In this way we learned you shouldn’t run printed pages through a laser printer a second time. Sooner or later you’re going to develop a smudge on the fuser assembly and have to buy a new one. It will cost as much as buying a new printer.

Over the years, we’ve tried just about every brand and type of printer made, including many that aren’t made anymore. The best ones have been from Konica and Okidata.

This gives Bob an opportunity to tell his Okidata printer story. It goes like this: Years ago, Bob had this huge, heavy Okidata dot matrix printer, and he accidentally pushed it off the edge of the desk. It hit the floor and bounced and then went bumpity-bump down a long flight of stairs. He brought it back up and plugged it in, and everything worked fine, as if nothing had happened.

Weight could be a significant factor in Okidata printers. This new color laser printer weighs about 57 pounds, which is 10 pounds heavier than the other color lasers we’ve used. Very heavy duty. It prints so fast that we were waiting a few seconds for a printout when Bob noticed it was already out.

Build Your Own Keyboard

The DX1 keyboard from Ergodex lets you put up to 25 keys wherever you want them.

You start with a smooth pad, measuring 9.4-by-11 inches, that’s sensitive to radio frequencies.

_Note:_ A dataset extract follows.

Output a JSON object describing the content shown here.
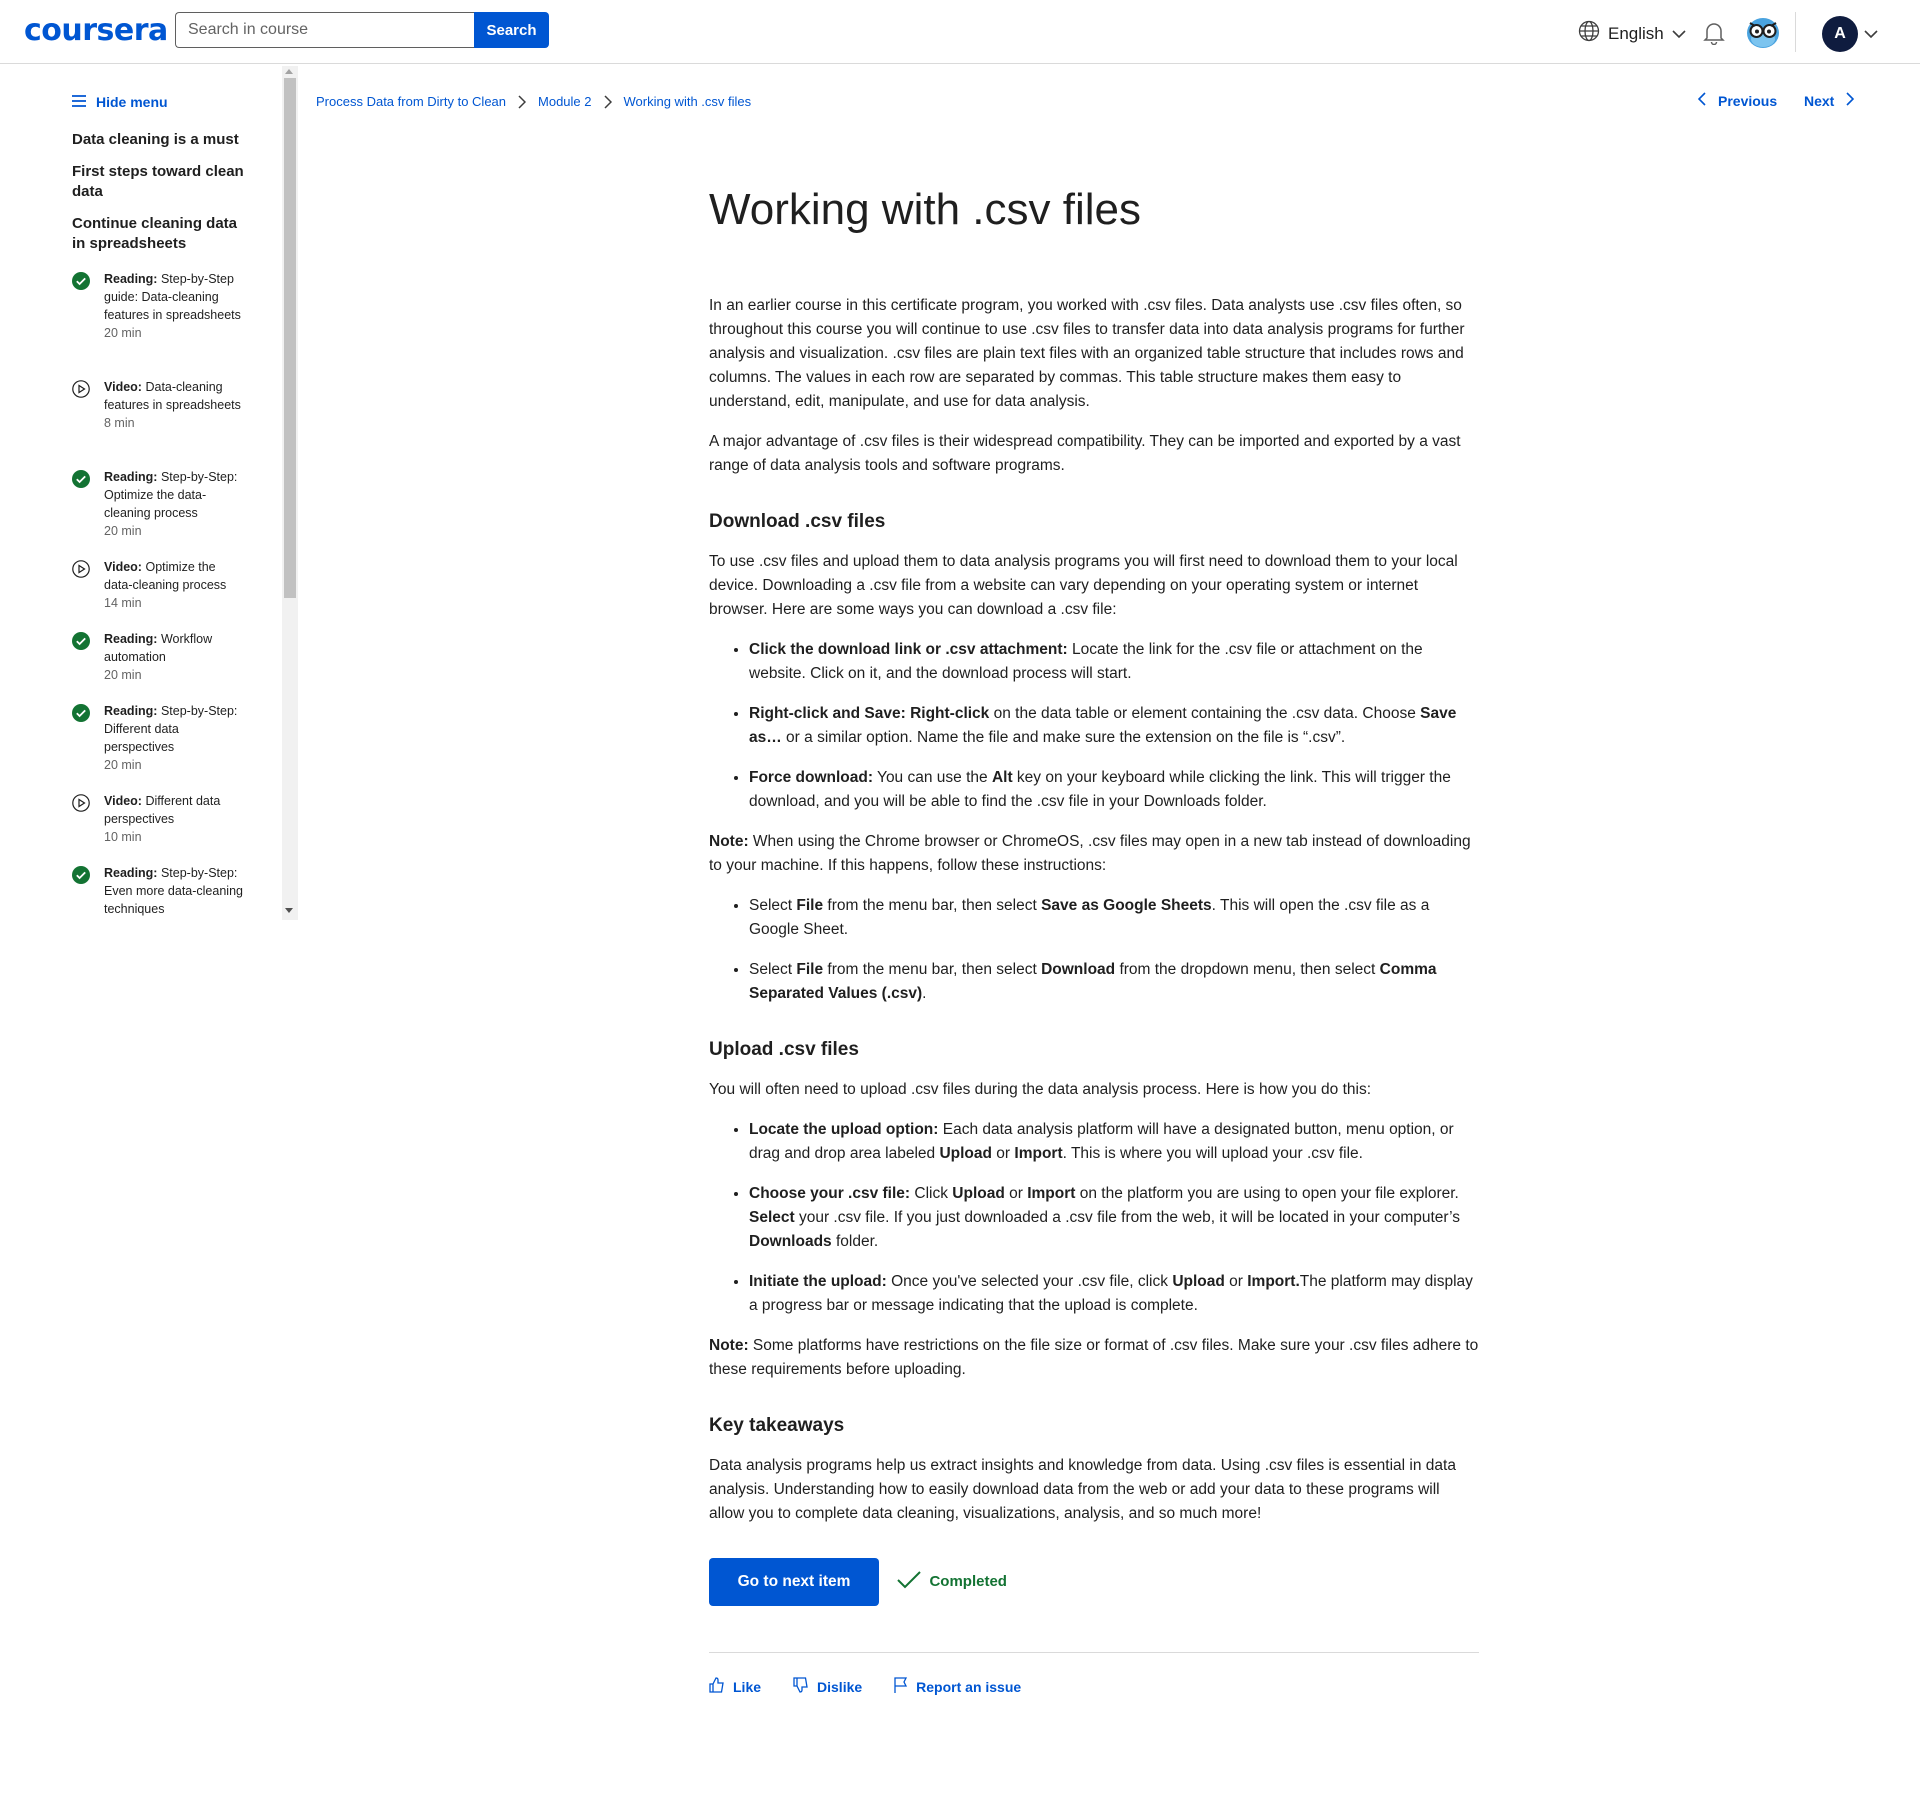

The 25 keys come with tiny built-in transmitters. They can be Ergodexmapped for specific functions or macros and positioned anywhere on the board that seems best for the way you use them. Gamers, engineers and stock or commodity traders, who often perform the same actions over and over, would likely be the ideal users here.

Once positioned on the board, the keys stick there, but they can be released and moved to a new location with a slight twist. You can actually hold a key a little distance above the board, cupped in your hand, and it will still function.

The Ergodex software can also recognize program changes. So if you start using Photoshop, the keys will immediately be ready to execute functions and macros you set up for Photoshop.

This is an interesting device and can probably be put to a lot more uses than we can think of. It’s $150 at Dell.com or Ergodex.com.